We now come to the point to identify the actual thread
First of all, notice that PID of the java process as printed by the StartThread class and the PID of the process in top that is using the most CPU:
Notice that our sample java application is indeed using up 100% of the CPU.
On a live system, this is your starting point: top and a running jvm.
First thing we do is enable "Threads view" in top. You can do this by pressing 'H' (shift-h) in top. Here is an excerpt from the top man page:
H :Threads-mode toggle
When this toggle is On, individual threads will be
displayed for all processes in all visible task windows.
Otherwise, top displays a summation of all threads in each
process.When we press H in top for our example, we will see something like this:
Notice that the PID is now the thread ID. And in the example above it is: 21298. Let's keep a note of this.
Next, let us get a thread-dump of the running jvm.
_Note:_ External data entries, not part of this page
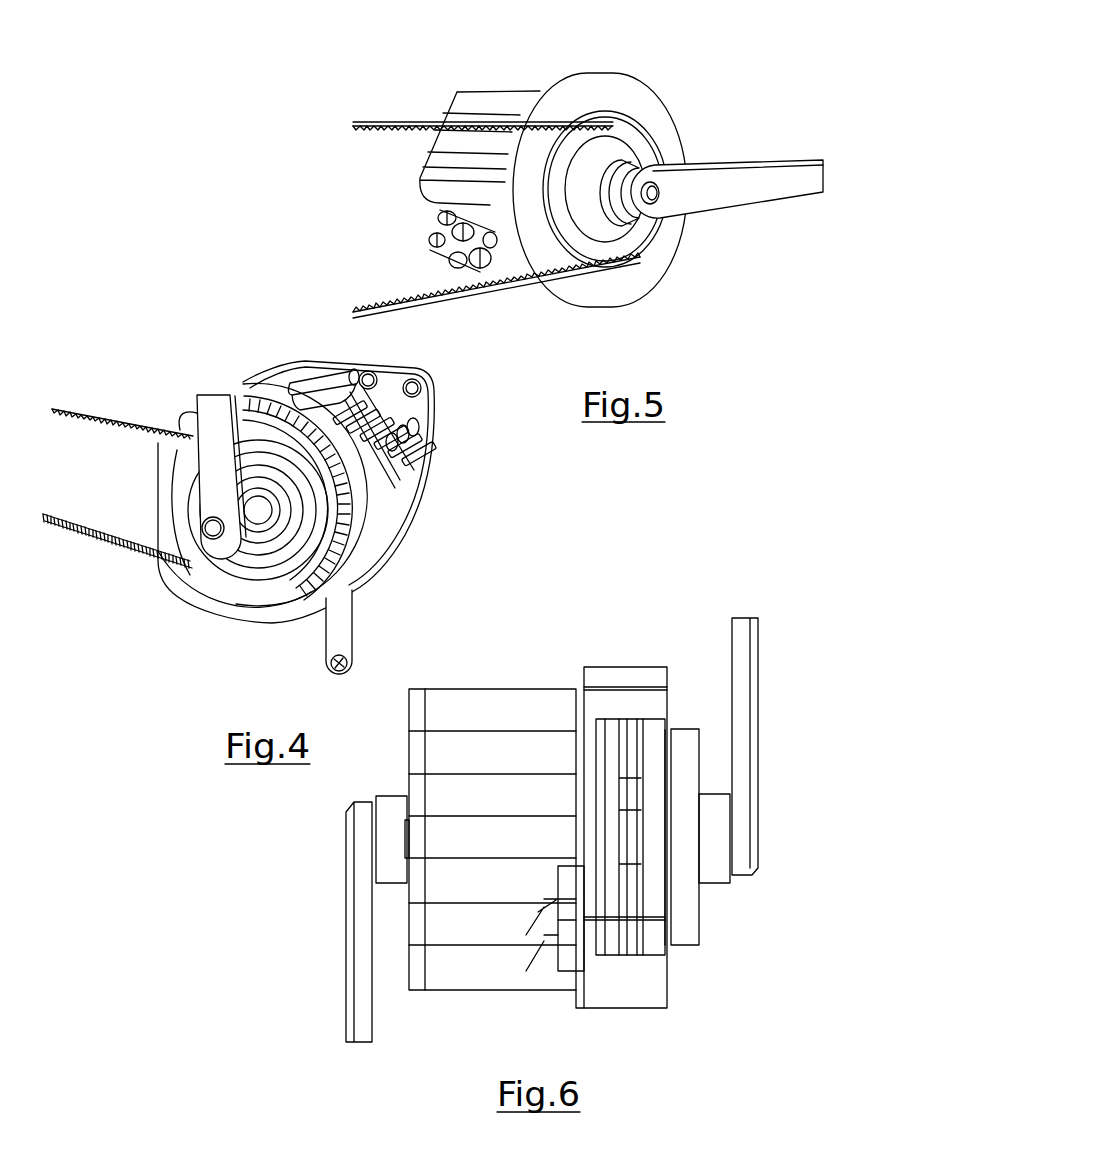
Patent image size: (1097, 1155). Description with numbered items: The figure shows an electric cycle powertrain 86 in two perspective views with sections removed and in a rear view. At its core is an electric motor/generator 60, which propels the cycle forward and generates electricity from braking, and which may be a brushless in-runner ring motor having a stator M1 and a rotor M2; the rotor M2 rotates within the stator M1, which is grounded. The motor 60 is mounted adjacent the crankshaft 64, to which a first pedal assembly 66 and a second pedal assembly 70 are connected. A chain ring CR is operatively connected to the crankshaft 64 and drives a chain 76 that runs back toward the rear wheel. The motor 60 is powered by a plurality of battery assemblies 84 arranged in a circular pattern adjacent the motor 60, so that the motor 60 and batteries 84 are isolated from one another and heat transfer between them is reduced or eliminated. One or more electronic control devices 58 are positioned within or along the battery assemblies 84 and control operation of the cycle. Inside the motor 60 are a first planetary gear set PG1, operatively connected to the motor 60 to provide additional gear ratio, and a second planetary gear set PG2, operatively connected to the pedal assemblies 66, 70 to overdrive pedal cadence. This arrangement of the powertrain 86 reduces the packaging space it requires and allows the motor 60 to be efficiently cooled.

In FIG. 5, the electronic control device 58 is at (440, 243).
In FIG. 4, the electronic control device 58 is at (390, 377).
In FIG. 5, the electric motor/generator 60 is at (567, 304).
In FIG. 4, the electric motor/generator 60 is at (361, 500).
In FIG. 6, the electric motor/generator 60 is at (631, 667).
In FIG. 5, the crankshaft 64 is at (655, 200).
In FIG. 4, the crankshaft 64 is at (213, 528).
In FIG. 6, the crankshaft 64 is at (765, 833).
In FIG. 4, the first pedal assembly 66 is at (340, 637).
In FIG. 6, the first pedal assembly 66 is at (744, 745).
In FIG. 5, the second pedal assembly 70 is at (733, 163).
In FIG. 4, the second pedal assembly 70 is at (203, 437).
In FIG. 6, the second pedal assembly 70 is at (362, 931).
In FIG. 5, the chain 76 is at (400, 122).
In FIG. 4, the chain 76 is at (104, 418).
In FIG. 5, the battery assembly 84 is at (487, 97).
In FIG. 4, the battery assembly 84 is at (330, 388).
In FIG. 6, the battery assembly 84 is at (493, 705).
In FIG. 5, the electronic cycle powertrain 86 is at (637, 241).
In FIG. 4, the electronic cycle powertrain 86 is at (267, 478).
In FIG. 6, the electronic cycle powertrain 86 is at (613, 957).
In FIG. 5, the chain ring CR is at (637, 123).
In FIG. 4, the chain ring CR is at (298, 555).
In FIG. 6, the chain ring CR is at (699, 925).
In FIG. 4, the stator M1 is at (360, 527).
In FIG. 6, the stator M1 is at (659, 1005).
In FIG. 4, the rotor M2 is at (297, 563).
In FIG. 6, the first planetary gear set PG1 is at (613, 945).
In FIG. 6, the second planetary gear set PG2 is at (653, 937).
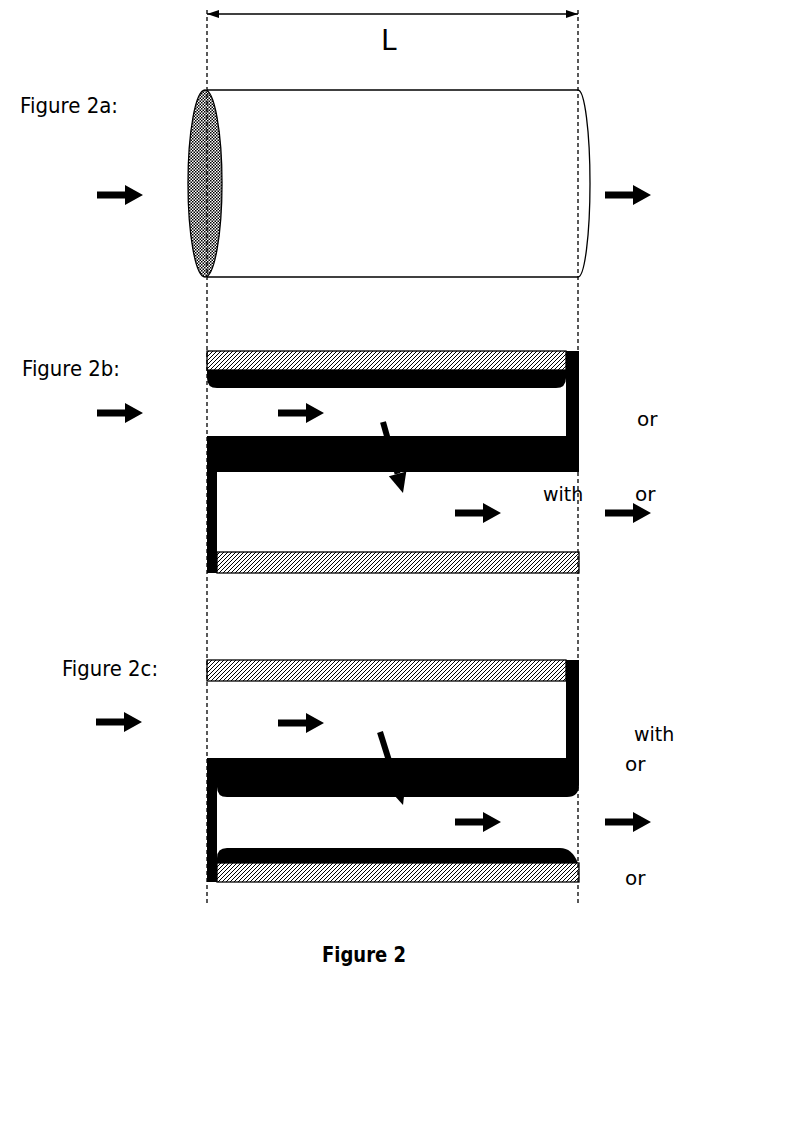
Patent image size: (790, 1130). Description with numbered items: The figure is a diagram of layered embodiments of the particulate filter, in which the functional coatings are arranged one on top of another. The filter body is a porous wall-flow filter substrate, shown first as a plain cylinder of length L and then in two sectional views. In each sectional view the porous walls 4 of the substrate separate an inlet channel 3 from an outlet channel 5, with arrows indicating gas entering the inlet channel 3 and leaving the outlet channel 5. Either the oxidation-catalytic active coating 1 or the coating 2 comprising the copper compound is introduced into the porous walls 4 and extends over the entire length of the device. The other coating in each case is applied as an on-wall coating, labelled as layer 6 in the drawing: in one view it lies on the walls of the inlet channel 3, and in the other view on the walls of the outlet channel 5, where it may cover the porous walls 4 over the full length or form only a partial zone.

There are several ways we can do this: sending a kill -3 to the jvm process. Or using the jstack application that comes with the java sdk.
Since we know the PID of the jvm process, we will use this:
Now if we explore the output of jstack we will see our threads that are running:
Remember the top with Threads view? There we saw that the PID of the thread with the highest CPU usage was: 21298. And here can also see the that same thread and we can see from the stack trace that it is indeed the HeavyThread that is using the most CPU.
This trick also works with older jvms, but with one caveat: in the stack dump of older jvms, the thread ID is in HEX. So you will need to convert from hex to binary in order to link the PID in top's Threads view and the thread's 'nid' in the thread dump.
TL;DR
- run top
- press H to enable Threads view
- note the PID of the thread that using up all the CPU
- get a thread dump of the running jvm process
- match the PID of the thread with the ID or nid of the thread in the dump
- nid of the thread may be in HEX, so convert it to binary if needed.